新型コロナウイルスの感染急拡大で保健所の業務が逼迫(ひっぱく)する中、島根県と松江市が保健所への職員の応援態勢を強化している。第6波はこれまでにないスピードで感染が広がり、専従職員の一時的な増員や、市町村や大学にも協力を仰ぎ、総力戦で対応している。
各保健所は感染者の住所や症状、行動歴を聞き取り、濃厚接触者を突き止めて感染拡大を防ぐ「疫学調査」を担当。変異株オミクロン株により感染者数が急増し、保健所の職員だけでは手が回りきらなくなっている現状がある。

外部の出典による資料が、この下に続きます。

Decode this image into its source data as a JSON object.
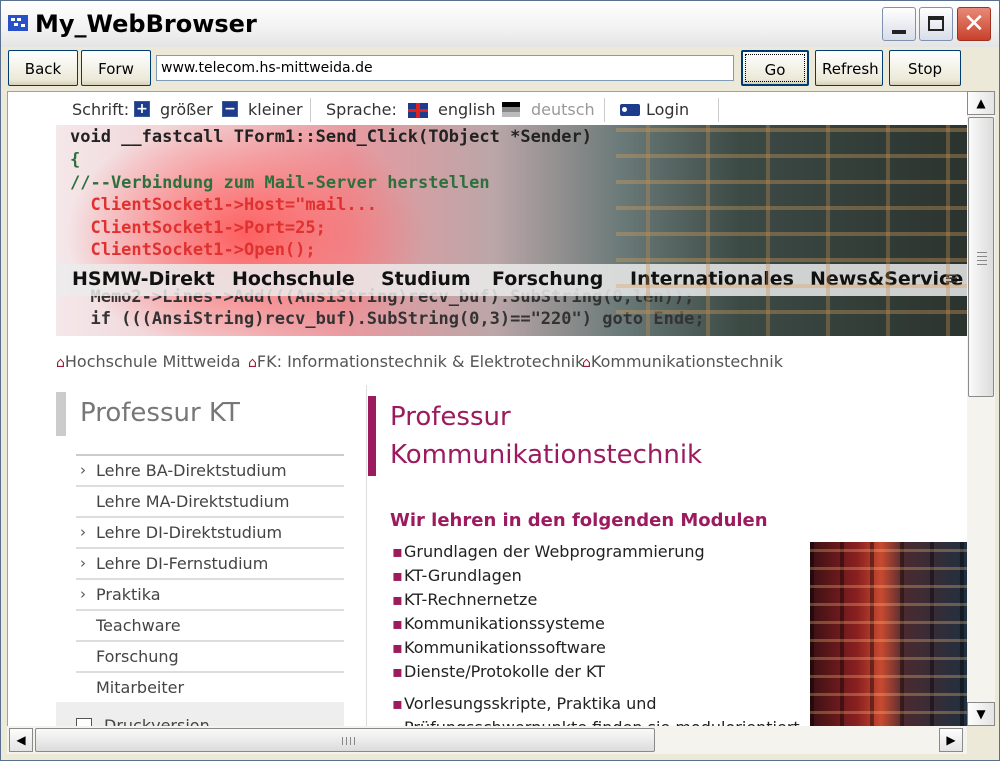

島根県は、28日時点で浜田への45人を筆頭に各保健所に計163人を派遣。県職員だけでなく、保健師や看護師の免許を持つ職員がいる市町村、島根大、県立大からも派遣してもらっている。派遣期間は派遣先の状況によって異なるが、おおむね1カ月以上の「中期」と3日程度の「短期」に分けた。
松江市は昨夏の第5波で1日最大8人だった松江保健所への派遣職員を、各部から1人以上出して1日28人に増員。一定期間専従して疫学調査にあたる職員は2人から14人に増やし、夜間にデータ入力をする職員はローテを組んで1日8人を送る。
新年度予算案の編成作業に加え、ワクチン接種やコロナ関係の給付金支給の事務作業もあり、人繰りは容易ではないが、市人事課の藤原雅輝課長は「全庁を挙げて感染拡大を食い止める」と話した。